Dietary supplements containing macular carotenoids are given to AMD patients in the form of capsules, powders or beadlets to ameliorate AMD. In the future, these supplements may be given in the form of nanoformulations such as nanocapsules, and functional foods with lutein supplementation are expected to reach the market soon. Patients often inquire about various herbal supplements and alternative medicines to treat AMD such as anthocyanins [94], goji berries [95], and saffron [96]. However, the safety, pharmacokinetics, and efficacy of these substances are largely unknown, and the potential for adverse interactions with other medications or supplements cannot be overlooked. While it is highly unlikely for more large studies on the scale of AREDS2 to be conducted, there would be benefit to discovering some information about these alternative agents that some of our patients are consuming [63].

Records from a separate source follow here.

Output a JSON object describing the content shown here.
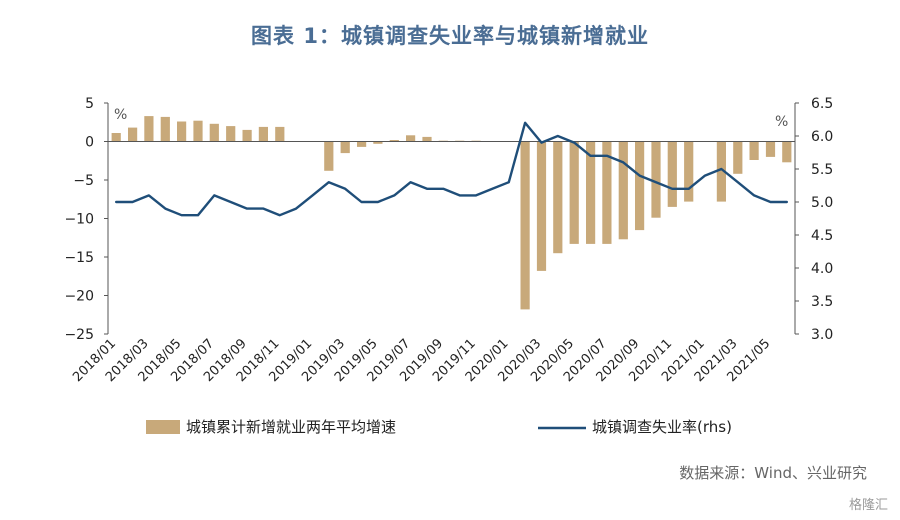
{
  "title": "图表 1：城镇调查失业率与城镇新增就业",
  "source": "数据来源：Wind、兴业研究",
  "watermark": "格隆汇",
  "chart_data": {
    "type": "bar+line",
    "title": "图表 1：城镇调查失业率与城镇新增就业",
    "left_axis": {
      "unit": "%",
      "range": [
        -25,
        5
      ],
      "ticks": [
        5,
        0,
        -5,
        -10,
        -15,
        -20,
        -25
      ]
    },
    "right_axis": {
      "unit": "%",
      "range": [
        3.0,
        6.5
      ],
      "ticks": [
        6.5,
        6.0,
        5.5,
        5.0,
        4.5,
        4.0,
        3.5,
        3.0
      ]
    },
    "grid": false,
    "legend_position": "bottom",
    "x": [
      "2018/01",
      "2018/02",
      "2018/03",
      "2018/04",
      "2018/05",
      "2018/06",
      "2018/07",
      "2018/08",
      "2018/09",
      "2018/10",
      "2018/11",
      "2018/12",
      "2019/01",
      "2019/02",
      "2019/03",
      "2019/04",
      "2019/05",
      "2019/06",
      "2019/07",
      "2019/08",
      "2019/09",
      "2019/10",
      "2019/11",
      "2019/12",
      "2020/01",
      "2020/02",
      "2020/03",
      "2020/04",
      "2020/05",
      "2020/06",
      "2020/07",
      "2020/08",
      "2020/09",
      "2020/10",
      "2020/11",
      "2020/12",
      "2021/01",
      "2021/02",
      "2021/03",
      "2021/04",
      "2021/05",
      "2021/06"
    ],
    "x_tick_labels": [
      "2018/01",
      "2018/03",
      "2018/05",
      "2018/07",
      "2018/09",
      "2018/11",
      "2019/01",
      "2019/03",
      "2019/05",
      "2019/07",
      "2019/09",
      "2019/11",
      "2020/01",
      "2020/03",
      "2020/05",
      "2020/07",
      "2020/09",
      "2020/11",
      "2021/01",
      "2021/03",
      "2021/05"
    ],
    "series": [
      {
        "name": "城镇累计新增就业两年平均增速",
        "type": "bar",
        "axis": "left",
        "color": "#c8a97a",
        "values": [
          1.1,
          1.8,
          3.3,
          3.2,
          2.6,
          2.7,
          2.3,
          2.0,
          1.5,
          1.9,
          1.9,
          null,
          null,
          -3.8,
          -1.5,
          -0.7,
          -0.3,
          0.2,
          0.8,
          0.6,
          0.1,
          0.1,
          0.1,
          null,
          null,
          -21.8,
          -16.8,
          -14.5,
          -13.3,
          -13.3,
          -13.3,
          -12.7,
          -11.5,
          -9.9,
          -8.5,
          -7.8,
          null,
          -7.8,
          -4.2,
          -2.4,
          -2.0,
          -2.7
        ]
      },
      {
        "name": "城镇调查失业率(rhs)",
        "type": "line",
        "axis": "right",
        "color": "#1f4e79",
        "values": [
          5.0,
          5.0,
          5.1,
          4.9,
          4.8,
          4.8,
          5.1,
          5.0,
          4.9,
          4.9,
          4.8,
          4.9,
          5.1,
          5.3,
          5.2,
          5.0,
          5.0,
          5.1,
          5.3,
          5.2,
          5.2,
          5.1,
          5.1,
          5.2,
          5.3,
          6.2,
          5.9,
          6.0,
          5.9,
          5.7,
          5.7,
          5.6,
          5.4,
          5.3,
          5.2,
          5.2,
          5.4,
          5.5,
          5.3,
          5.1,
          5.0,
          5.0
        ]
      }
    ]
  }
}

While meso-zeaxanthin was identified as a macular carotenoid prior to the commencement of the AREDS2 trial, it was not commercially available at that time and was not included in the formulation. Meso-zeaxanthin is now available commercially as a supplement, although many questions remain on how it should be utilized. Meso-zeaxanthin is not normally a part of the human diet and is thought to be the result of lutein metabolism [97], yet its longitudinal effect on the progression of AMD as a dietary supplement is unknown. Supplementation of meso-zeaxanthin along with lutein and zeaxanthin has shown improvements in psychophysical testing compared to placebo, but its impact on the progression of AMD is unclear [77]. Carotenoid-binding proteins have been demonstrated to deposit meso-zeaxanthin into the macula, thus supporting the hypothesis that oral supplementation of meso-zeaxanthin will augment MP density [48]. It is now available commercially, and logically, it should be included in one treatment arm of any potential AREDS3 trial, if that study were to be conducted one day.

Clinicians and researchers in the future will have the benefit of improved, standardized methods of quantifying MP density and monitoring changes longitudinally. As the research in psychophysical visual function and MP matures, this information could facilitate the evaluation of a patient’s vision in a more comprehensive manner than the Snellen chart alone. Correlating MP changes with alterations in psychophysical testing may allow for optimization of dietary supplementation such as the lutein and zeaxanthin ratio or addition of meso-zeaxanthin to AREDS2 [98]. These novel techniques in conjunction with the better interpretation of the data will permit a more complete understanding and management of age-related macular degeneration.